AIt underestimates the treatment effect because participants are harder to train
BIt overestimates the treatment effect because participants had higher baseline wages even without training
CIt is unbiased as long as the researcher controls for age and education
DIt is valid because the comparison uses the same time period
The naive estimator confounds the training effect with pre-existing differences. More motivated workers would earn more even without training — E[Y(0)|D=1] > E[Y(0)|D=0] — so the control group underrepresents what participants would have earned absent treatment. The bias is positive: the naive estimate overstates the causal effect. Controlling for observable characteristics (option C) only helps if motivation is fully captured by those observables — in practice, motivation is typically unobserved.
Question 2 Multiple Choice
A researcher matches treated and control units on age, education, and prior employment, achieving covariate balance. This guarantees the treatment effect estimate is free of selection bias.
ATrue — matching on all relevant covariates removes all forms of selection bias
BFalse — matching only balances observed covariates; unobserved differences may remain
CTrue — as long as the matched groups are large enough, unobserved differences cancel out
DFalse — matching never reduces bias; only random assignment can
Matching balances the distribution of observed covariates between treated and control groups, addressing selection on observables. But it does nothing for selection on unobservables — unmeasured differences (motivation, ambition, health) may still differ systematically between groups. A well-matched study can still have severe selection bias if an important confounder is unmeasured. This is why causal inference often requires IV, DiD, or RD when selection on unobservables is plausible.
Question 3 True / False
Selection bias occurs primarily when researchers use data collected non-randomly; using large datasets eliminates the problem.
TTrue
FFalse
Answer: False
False. Selection bias is about the mechanism by which units enter treatment, not the size of the dataset. A massive observational dataset can have severe selection bias if those who choose treatment differ systematically from those who don't.
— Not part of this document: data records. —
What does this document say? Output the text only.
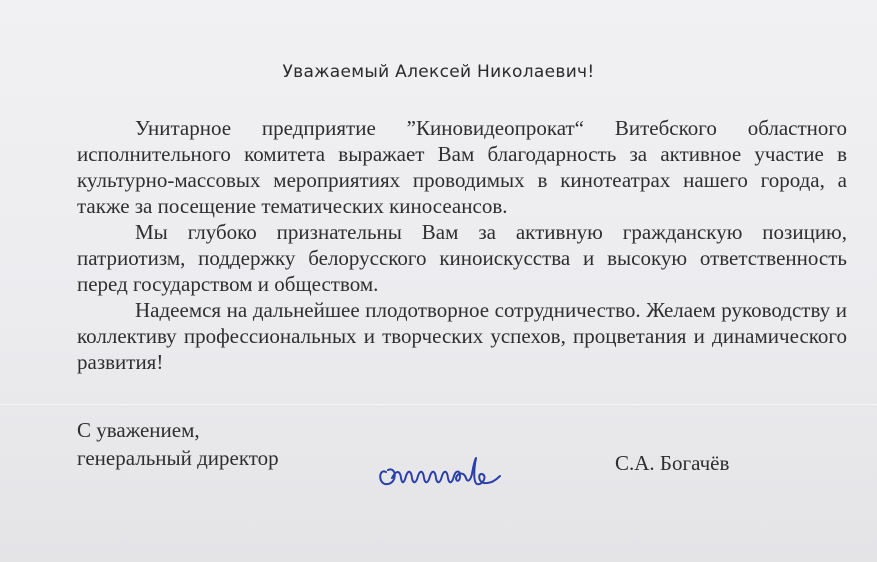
Уважаемый Алексей Николаевич!

Унитарное предприятие ”Киновидеопрокат“ Витебского областного исполнительного комитета выражает Вам благодарность за активное участие в культурно-массовых мероприятиях проводимых в кинотеатрах нашего города, а также за посещение тематических киносеансов.

Мы глубоко признательны Вам за активную гражданскую позицию, патриотизм, поддержку белорусского киноискусства и высокую ответственность перед государством и обществом.

Надеемся на дальнейшее плодотворное сотрудничество. Желаем руководству и коллективу профессиональных и творческих успехов, процветания и динамического развития!

С уважением,
генеральный директор	С.А. Богачёв
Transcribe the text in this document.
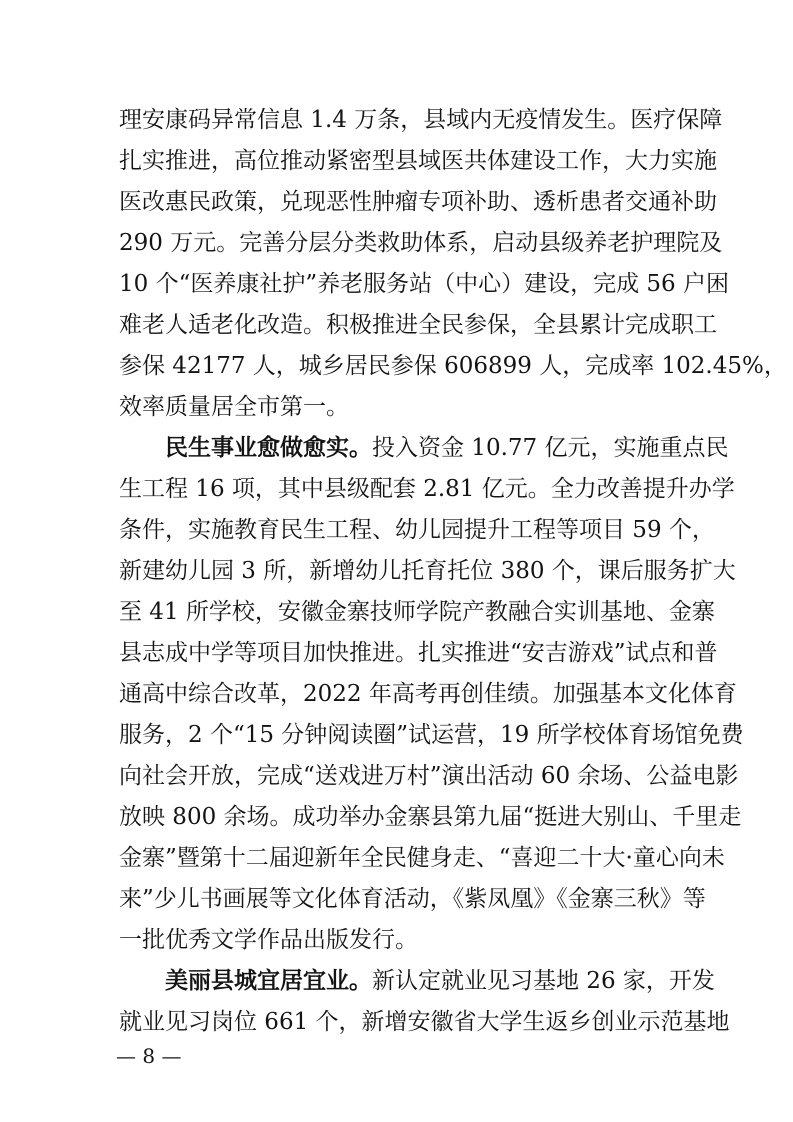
理安康码异常信息 1.4 万条，县域内无疫情发生。医疗保障
扎实推进，高位推动紧密型县域医共体建设工作，大力实施
医改惠民政策，兑现恶性肿瘤专项补助、透析患者交通补助
290 万元。完善分层分类救助体系，启动县级养老护理院及
10 个“医养康社护”养老服务站（中心）建设，完成 56 户困
难老人适老化改造。积极推进全民参保，全县累计完成职工
参保 42177 人，城乡居民参保 606899 人，完成率 102.45%，
效率质量居全市第一。
民生事业愈做愈实。投入资金 10.77 亿元，实施重点民
生工程 16 项，其中县级配套 2.81 亿元。全力改善提升办学
条件，实施教育民生工程、幼儿园提升工程等项目 59 个，
新建幼儿园 3 所，新增幼儿托育托位 380 个，课后服务扩大
至 41 所学校，安徽金寨技师学院产教融合实训基地、金寨
县志成中学等项目加快推进。扎实推进“安吉游戏”试点和普
通高中综合改革，2022 年高考再创佳绩。加强基本文化体育
服务，2 个“15 分钟阅读圈”试运营，19 所学校体育场馆免费
向社会开放，完成“送戏进万村”演出活动 60 余场、公益电影
放映 800 余场。成功举办金寨县第九届“挺进大别山、千里走
金寨”暨第十二届迎新年全民健身走、“喜迎二十大·童心向未
来”少儿书画展等文化体育活动，《紫凤凰》《金寨三秋》等
一批优秀文学作品出版发行。
美丽县城宜居宜业。新认定就业见习基地 26 家，开发
就业见习岗位 661 个，新增安徽省大学生返乡创业示范基地
— 8 —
The solution is not more data but an identification strategy that addresses how units self-selected into treatment — random assignment, an instrument, a discontinuity, or differencing.
Question 4 True / False
Positive selection bias causes the naive treatment effect estimator to overstate the true causal effect.
TTrue
FFalse
Answer: True
True. Formally, naive estimator = ATT + selection bias, where selection bias = E[Y(0)|D=1] − E[Y(0)|D=0]. Positive selection means the treated group would have had better outcomes even without treatment, so the selection bias term is positive and the naive estimate exceeds the true ATT. The job training example illustrates this: more motivated workers earn more even without training, inflating the apparent program effect.
Question 5 Short Answer
Explain the difference between selection on observables and selection on unobservables, and why the distinction determines which identification strategy is appropriate.
Think about your answer, then reveal below.
Model answer: Selection on observables means that conditional on measured covariates X, treatment assignment is independent of potential outcomes — all confounders are captured in X. Controlling for X via regression or matching recovers an unbiased estimate. Selection on unobservables means treated and control groups differ in unmeasured ways that also affect outcomes. No amount of conditioning on observed variables fixes this — you need a quasi-experimental strategy: instrumental variables exploit external variation in treatment assignment; difference-in-differences removes fixed group-level confounders; regression discontinuity exploits threshold-based assignment.
The distinction determines what tools can credibly identify a causal effect. If all confounders are measured, the conditional independence assumption is plausible and standard methods work. If important confounders are unobserved, the treatment variable remains endogenous even after conditioning, and you need a strategy that creates plausibly exogenous variation in treatment. This is the core challenge of observational causal inference.